More than 80% of employees working for an organisation with a strong sense of purpose say that they are confident that their organisation will grow this year (compared to 48% in companies where there isn’t a similar sense of vocation).

“The passion that is released from having people who are trying to achieve a loftier purpose is huge,” says Sir Ronald Cohen, one of the pioneers of social impact investing. “It’s all very well trying to enthuse somebody about the corporate mission, but if that’s about improving earnings per share, then motivation can hit a glass ceiling. But if you say, ‘we’re doing this because we’re saving or improving people’s lives and enabling them to improve their education’, it taps into a wellspring of empathy.”

Purpose is key in helping corporations engage and flourish.

Purpose creates meaning and is essential for engaging your employees.

It gives your customers a connection to your company and creates ties to communities.

Danone and Mars, two of the world’s leading food manufacturers, launched a €120m impact investment fund that aims to improve “the productivity, incomes and living conditions of small rural farmers in developing countries”.

While travelling in Argentina, entrepreneur Blake Mycoskie was profoundly affected by seeing many children without shoes. He created Toms Shoes, a business that matches ‘one for one’ every pair of shoes that it sells with a new pair of shoes for a child in need. “We believe we can improve people’s lives through business,” is the company’s mantra. To date, it’s given away 35 million pairs of shoes.

Paul Polman, chief executive of Unilever, has surprised many with his determination to give the FMCG giant a sense of sustainable purpose. He certainly shocked the markets by moving Unilever away from quarterly reporting, so that his staff’s purpose might be protected from short-term rushes for shareholder value. “I did it on my first day as I figured ‘they can’t fire me on the first day they hire me,’” he said.

You don’t want to lose your purpose.

According to CMI’s Moral DNA report, when you do, you might lose a lot more.

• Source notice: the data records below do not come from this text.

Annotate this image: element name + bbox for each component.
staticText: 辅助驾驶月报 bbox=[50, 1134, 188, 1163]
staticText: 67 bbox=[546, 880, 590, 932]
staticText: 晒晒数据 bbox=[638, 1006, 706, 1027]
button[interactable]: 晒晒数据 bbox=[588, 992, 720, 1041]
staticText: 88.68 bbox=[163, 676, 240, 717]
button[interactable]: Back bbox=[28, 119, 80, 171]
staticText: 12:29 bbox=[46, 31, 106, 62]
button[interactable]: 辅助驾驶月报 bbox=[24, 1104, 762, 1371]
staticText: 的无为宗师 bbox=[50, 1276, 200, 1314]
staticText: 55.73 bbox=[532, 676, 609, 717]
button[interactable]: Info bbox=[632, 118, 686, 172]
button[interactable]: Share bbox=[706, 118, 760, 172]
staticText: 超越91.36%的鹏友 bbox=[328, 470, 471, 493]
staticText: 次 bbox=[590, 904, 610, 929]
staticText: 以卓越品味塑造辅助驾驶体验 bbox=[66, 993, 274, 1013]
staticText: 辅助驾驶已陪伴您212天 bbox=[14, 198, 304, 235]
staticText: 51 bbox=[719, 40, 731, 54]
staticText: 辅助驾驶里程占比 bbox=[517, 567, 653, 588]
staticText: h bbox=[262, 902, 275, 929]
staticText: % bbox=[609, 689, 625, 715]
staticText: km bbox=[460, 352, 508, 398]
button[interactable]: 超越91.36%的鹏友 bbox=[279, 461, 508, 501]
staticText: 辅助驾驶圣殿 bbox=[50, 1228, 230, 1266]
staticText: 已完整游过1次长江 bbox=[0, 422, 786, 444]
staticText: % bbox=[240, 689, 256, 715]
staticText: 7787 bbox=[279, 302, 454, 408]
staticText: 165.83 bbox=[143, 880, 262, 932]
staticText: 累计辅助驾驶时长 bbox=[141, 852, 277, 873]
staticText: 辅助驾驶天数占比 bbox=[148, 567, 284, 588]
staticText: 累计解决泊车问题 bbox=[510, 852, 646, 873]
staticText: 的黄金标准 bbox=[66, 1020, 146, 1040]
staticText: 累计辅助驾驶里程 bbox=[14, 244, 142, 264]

Look at Tesco. Look at the banks. These are once-great organisations that have become tarnished by blunders. They lost their sense of direction because profit became more important than purpose, and their moral compass fell apart.

So get your organisation a purpose and make sure you do 3 more things.

  • First, communicate your purpose often.
  • Second, measure your progress against your purpose for each of your stakeholder groups every year.
  • Communicate to reinforce the power of shared purpose.

When we feel connected to the values of the organisation we work for, we perform better and behave more ethically.